By Maggie Hennessy , 21-Jan-2014
Last updated the 21-Jan-2014 at 15:00 GMT

Simply reducing the amount of flour alone or in conjunction with increased water content isn't enough. Gelation, textural modifiers and a cation bath provide the structural strength needed to allow doughs to be formed into (and retain) complex shapes.

Simply reducing the amount of flour alone or in conjunction with increased water content isn't enough. Gelation, textural modifiers and a cation bath provide the structural strength needed to allow doughs to be formed into (and retain) complex shapes.

Flour is typically one of the main ingredients in dough- or batter-based foods and often a major contributor to overall calorie content. In a patent application published Dec. 5, 2013, General Mills outlines the composition of a dough-based food product with reduced flour content for lower-calorie formulation of pastas and other extruded products. 

Reducing the amount of flour alone won’t provide the structure necessary for extrusion. Thus, the inventors devised a dough comprising a cross-linked alginate gel (made up of a flour, alginate, polysaccharide textural modifier and water) that is then extruded into a divalent cation salt bath of calcium and/or magnesium cations, which allow for doughs made with lower flour content to retain their structure during extrusion or shaping and maintain a desirable texture during processing.

Alginate—with its high water absorption and gelling ability—is used in amounts ranging from about 0.5% by weight to about 4% by weight to replicate the properties provided by the higher flour content of traditional flour-based noodle formulations,” according to the filing. Moreover, The gelation, or crosslinking of the alginate, in dough composition allows the dough to retain the shape imparted by extrusion from a die. Textural modifiers (0.5% by weight to about 4% by weight) also contribute to improved final product texture and increased viscosity during processing.

Vegetables, fruits can help lower calorie content of flour 

To help achieve the desired level of calorie reduction, “flour” (which can range from about 0% by weight to about 40% by weight) can be derived from many sources, including rice, wheat, soy, potato, corn, oat, barley, or grain; starch; resistant starch; legume powders; and vegetables and/or fruits.

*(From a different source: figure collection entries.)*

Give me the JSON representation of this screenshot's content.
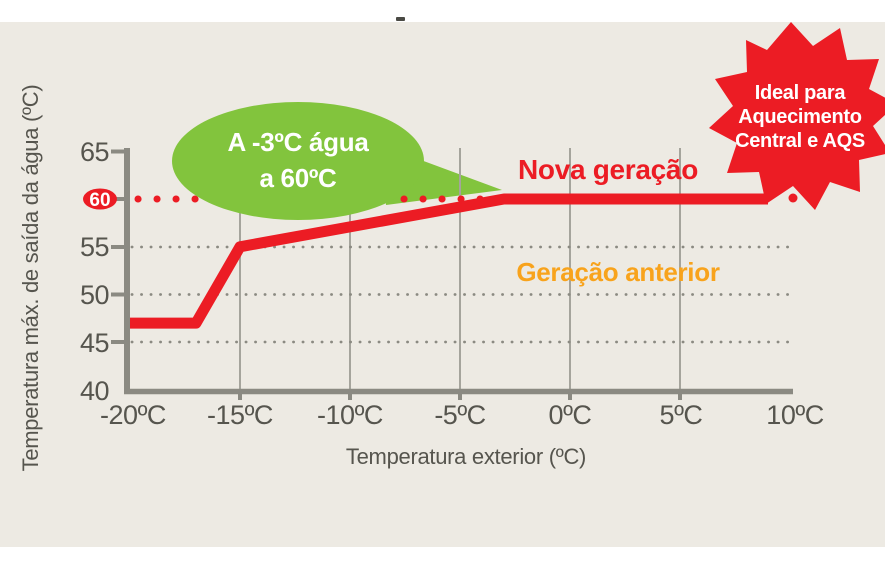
{
  "page": {
    "background_color": "#edeae3",
    "outer_background_color": "#ffffff"
  },
  "colors": {
    "accent_red": "#ec1c24",
    "accent_green": "#82c43d",
    "accent_orange": "#f8a31c",
    "axis_gray": "#8b8a82",
    "gridline_gray": "#a5a49c",
    "label_gray": "#56554e"
  },
  "chart_data": {
    "type": "line",
    "title": "",
    "xlabel": "Temperatura exterior (ºC)",
    "ylabel": "Temperatura máx. de saída da água (ºC)",
    "x_ticks": [
      "-20ºC",
      "-15ºC",
      "-10ºC",
      "-5ºC",
      "0ºC",
      "5ºC",
      "10ºC"
    ],
    "x_tick_values": [
      -20,
      -15,
      -10,
      -5,
      0,
      5,
      10
    ],
    "y_ticks": [
      "40",
      "45",
      "50",
      "55",
      "60",
      "65"
    ],
    "xlim": [
      -20,
      10
    ],
    "ylim": [
      40,
      65
    ],
    "grid": {
      "horizontal_dotted_at": [
        45,
        50,
        55
      ],
      "vertical_solid_at": [
        -15,
        -10,
        -5,
        0,
        5
      ],
      "legend_position": "none"
    },
    "highlighted_y_tick": {
      "value": "60",
      "badge_color": "#ec1c24",
      "text_color": "#ffffff"
    },
    "series": [
      {
        "name": "Nova geração",
        "color": "#ec1c24",
        "style": "solid",
        "points": [
          [
            -20,
            47
          ],
          [
            -17,
            47
          ],
          [
            -15,
            55
          ],
          [
            -3,
            60
          ],
          [
            10,
            60
          ]
        ]
      }
    ],
    "guides": [
      {
        "type": "dotted-line",
        "y": 60,
        "x_from": -19.6,
        "x_to": -3.3,
        "color": "#ec1c24"
      },
      {
        "type": "end-dot",
        "x": 10,
        "y": 60,
        "color": "#ec1c24"
      }
    ],
    "annotations": [
      {
        "text": "Geração anterior",
        "color": "#f8a31c",
        "x": 2,
        "y": 52.5
      }
    ]
  },
  "annotations": {
    "bubble": {
      "line1": "A -3ºC água",
      "line2": "a 60ºC",
      "bg_color": "#82c43d",
      "text_color": "#ffffff"
    },
    "badge": {
      "line1": "Ideal para",
      "line2": "Aquecimento",
      "line3": "Central e AQS",
      "bg_color": "#ec1c24",
      "text_color": "#ffffff"
    }
  }
}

Vegetables and fruit may be added directly, whole or in pieces, and ground during processing, or added in the form of a puree. The textural modifiers can be made up of konjac glucomannan, guar gum, hydroxypropylmethycellulose, methycellulose, carrageenan, and xantham gum.

Before going into the cation bath and depending upon the formulation, dough mixtures can be prepared with a range of viscosities, from kneadable (biscuits, rolls) to pourable (pancake batters).

Moreover, the resulting dough accommodates a variety of shapes, including various noodle and pasta shapes. The dough can also be extruded and cut into couscous, grains of rice or sheetlike food products such as tortillas, and egg roll and dumpling wrappers. With the use of fruit or vegetable purees, chewable food products or fruit snack products can also be prepared.

The reduced-calorie dough process was invented by Peter Galuska, Eric Gugger and Christian Reiter. The patent was initially filed on May 24, 2013.